(Reuters) - Most Latin American currencies firmed on Wednesday as the dollar weakened after upbeat economic data from China eased some fears of a slowdown in its economy.
Currencies of Mexico, Chile and Colombia strengthened between 0.2 percent and 0.4 percent, but Brazil’s real weakened 0.6 percent and hit a two and a half week low.
The dollar lost ground after China reported unexpected economic growth in the first quarter, adding to positive economic data out of the country since late last week.
Argentina’s peso recovered from Tuesday’s falls as the government announced new measures on Wednesday, including a freeze on prices on public services, in a bid to contain inflation ahead of upcoming elections in October.
Data showing inflation rose for the third straight month hit the peso on Tuesday, and prompted the central bank to take action.

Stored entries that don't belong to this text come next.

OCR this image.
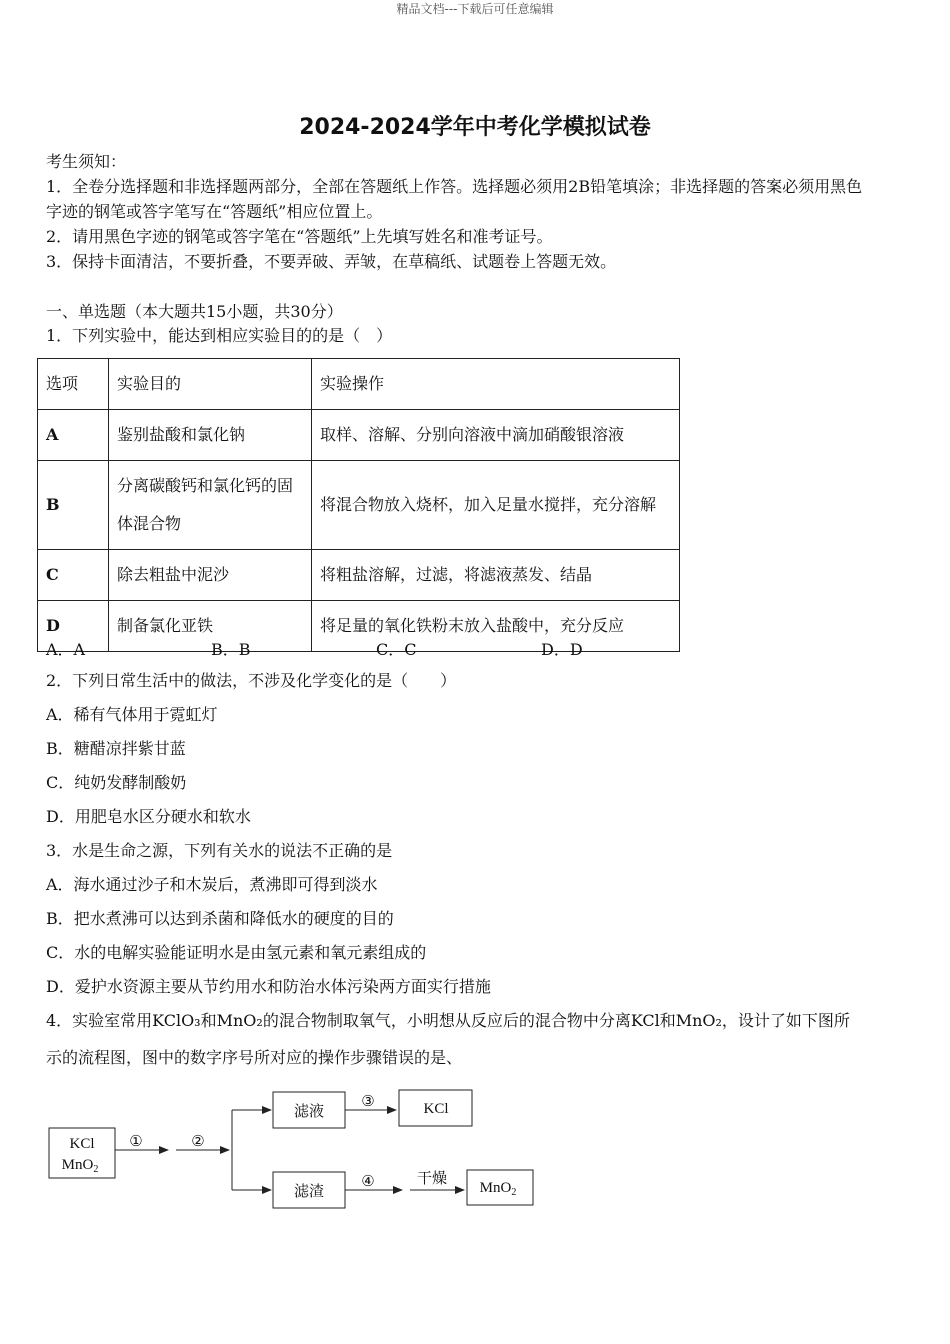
精品文档---下载后可任意编辑
2024-2024学年中考化学模拟试卷
考生须知：
1．全卷分选择题和非选择题两部分，全部在答题纸上作答。选择题必须用2B铅笔填涂；非选择题的答案必须用黑色
字迹的钢笔或答字笔写在“答题纸”相应位置上。
2．请用黑色字迹的钢笔或答字笔在“答题纸”上先填写姓名和准考证号。
3．保持卡面清洁，不要折叠，不要弄破、弄皱，在草稿纸、试题卷上答题无效。
一、单选题（本大题共15小题，共30分）
1．下列实验中，能达到相应实验目的的是（　）
选项	实验目的	实验操作
A	鉴别盐酸和氯化钠	取样、溶解、分别向溶液中滴加硝酸银溶液
B	分离碳酸钙和氯化钙的固体混合物	将混合物放入烧杯，加入足量水搅拌，充分溶解
C	除去粗盐中泥沙	将粗盐溶解，过滤，将滤液蒸发、结晶
D	制备氯化亚铁	将足量的氧化铁粉末放入盐酸中，充分反应
A．A	B．B	C．C	D．D
2．下列日常生活中的做法，不涉及化学变化的是（　　）
A．稀有气体用于霓虹灯
B．糖醋凉拌紫甘蓝
C．纯奶发酵制酸奶
D．用肥皂水区分硬水和软水
3．水是生命之源，下列有关水的说法不正确的是
A．海水通过沙子和木炭后，煮沸即可得到淡水
B．把水煮沸可以达到杀菌和降低水的硬度的目的
C．水的电解实验能证明水是由氢元素和氧元素组成的
D．爱护水资源主要从节约用水和防治水体污染两方面实行措施
4．实验室常用KClO₃和MnO₂的混合物制取氧气，小明想从反应后的混合物中分离KCl和MnO₂，设计了如下图所
示的流程图，图中的数字序号所对应的操作步骤错误的是、
KCl
MnO$_2$
①	②
滤液 ③	KCl
滤渣 ④	干燥
MnO$_2$
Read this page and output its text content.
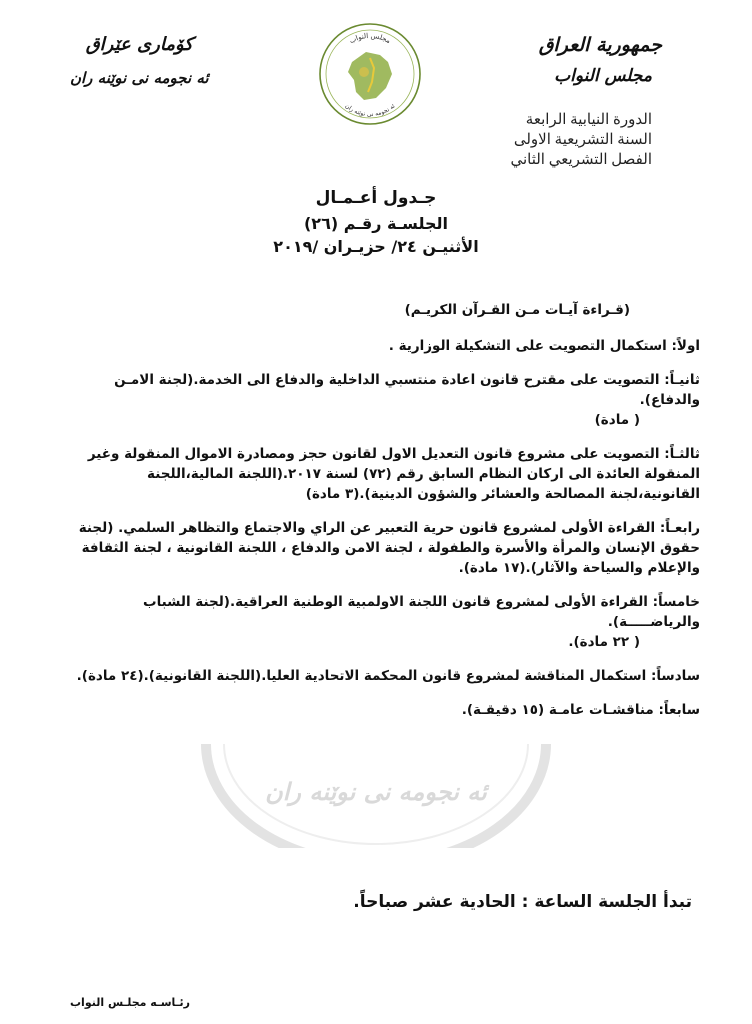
جمهورية العراق
مجلس النواب
الدورة النيابية الرابعة
السنة التشريعية الاولى
الفصل التشريعي الثاني
كۆماری عێراق
ئه نجومه نی نوێنه ران
مجلس النواب
ئه نجومه نی نوێنه ران
جـدول أعـمـال
الجلسـة رقـم (٢٦)
الأثنيـن ٢٤/ حزيـران /٢٠١٩
(قـراءة آيـات مـن القـرآن الكريـم)
اولاً: استكمال التصويت على التشكيلة الوزارية .
ثانيـاً: التصويت على مقترح قانون اعادة منتسبي الداخلية والدفاع الى الخدمة.(لجنة الامـن والدفاع).
( مادة)
ثالثـاً: التصويت على مشروع قانون التعديل الاول لقانون حجز ومصادرة الاموال المنقولة وغير المنقولة العائدة الى اركان النظام السابق رقم (٧٢) لسنة ٢٠١٧.(اللجنة المالية،اللجنة القانونية،لجنة المصالحة والعشائر والشؤون الدينية).(٣ مادة)
رابعـاً: القراءة الأولى لمشروع قانون حرية التعبير عن الراي والاجتماع والتظاهر السلمي. (لجنة حقوق الإنسان والمرأة والأسرة والطفولة ، لجنة الامن والدفاع ، اللجنة القانونية ، لجنة الثقافة والإعلام والسياحة والآثار).(١٧ مادة).
خامساً: القراءة الأولى لمشروع قانون اللجنة الاولمبية الوطنية العراقية.(لجنة الشباب والرياضـــــة).
( ٢٢ مادة).
سادساً: استكمال المناقشة لمشروع قانون المحكمة الاتحادية العليا.(اللجنة القانونية).(٢٤ مادة).
سابعاً: مناقشـات عامـة (١٥ دقيقـة).
ئه نجومه نی نوێنه ران
تبدأ الجلسة الساعة : الحادية عشر صباحاً.
رئـاسـه مجلـس النواب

The bank said it would reinforce the “contractionary bias” of monetary policy, which includes freezing a non-intervention peso trading range until year-end and holding off from buying dollars to rein in the currency if it strengthens outside the range until the end of June.
“Although such a measure is net positive for ARS, it is very unlikely to change ARS direction in the medium term,” Morgan Stanley analysts said in a note, using ARS to refer to Argentina’s peso.
“With inflation still running at very high levels and polls pointing to a very tight electoral race, markets will very likely keep pricing a non-negligible probability of a non-orthodox outcome in the presidential election,” they said.
Among regional stocks, Brazil’s Bovespa slipped 0.6 percent after rising at the start of the session, while state-oil firm Petrobras and iron ore mining major Vale also gave up early gains.
The country’s government officials said Petrobras’ market-based diesel pricing policy remains unchanged and Brazil’s president has no intention of meddling in its internal affairs.
This comes after the company delayed a diesel price hike after a call from Brazilian President Jair Bolosnaro.
Vale said it expects to resume operations at its largest mine in Minas Gerais state, an announcement that led to a slump in iron ore prices.
Colombian stocks touched a five-week low with shares of state-run oil company Ecopetrol sliding 7 percent.
The company said on Tuesday it is working to contain two oil spills from its Cano Limon pipeline, which was damaged by bomb attacks on the weekend.
Meanwhile, Mexican shares rose 0.4 percent with Santander Mexico’s shares among the top gainers.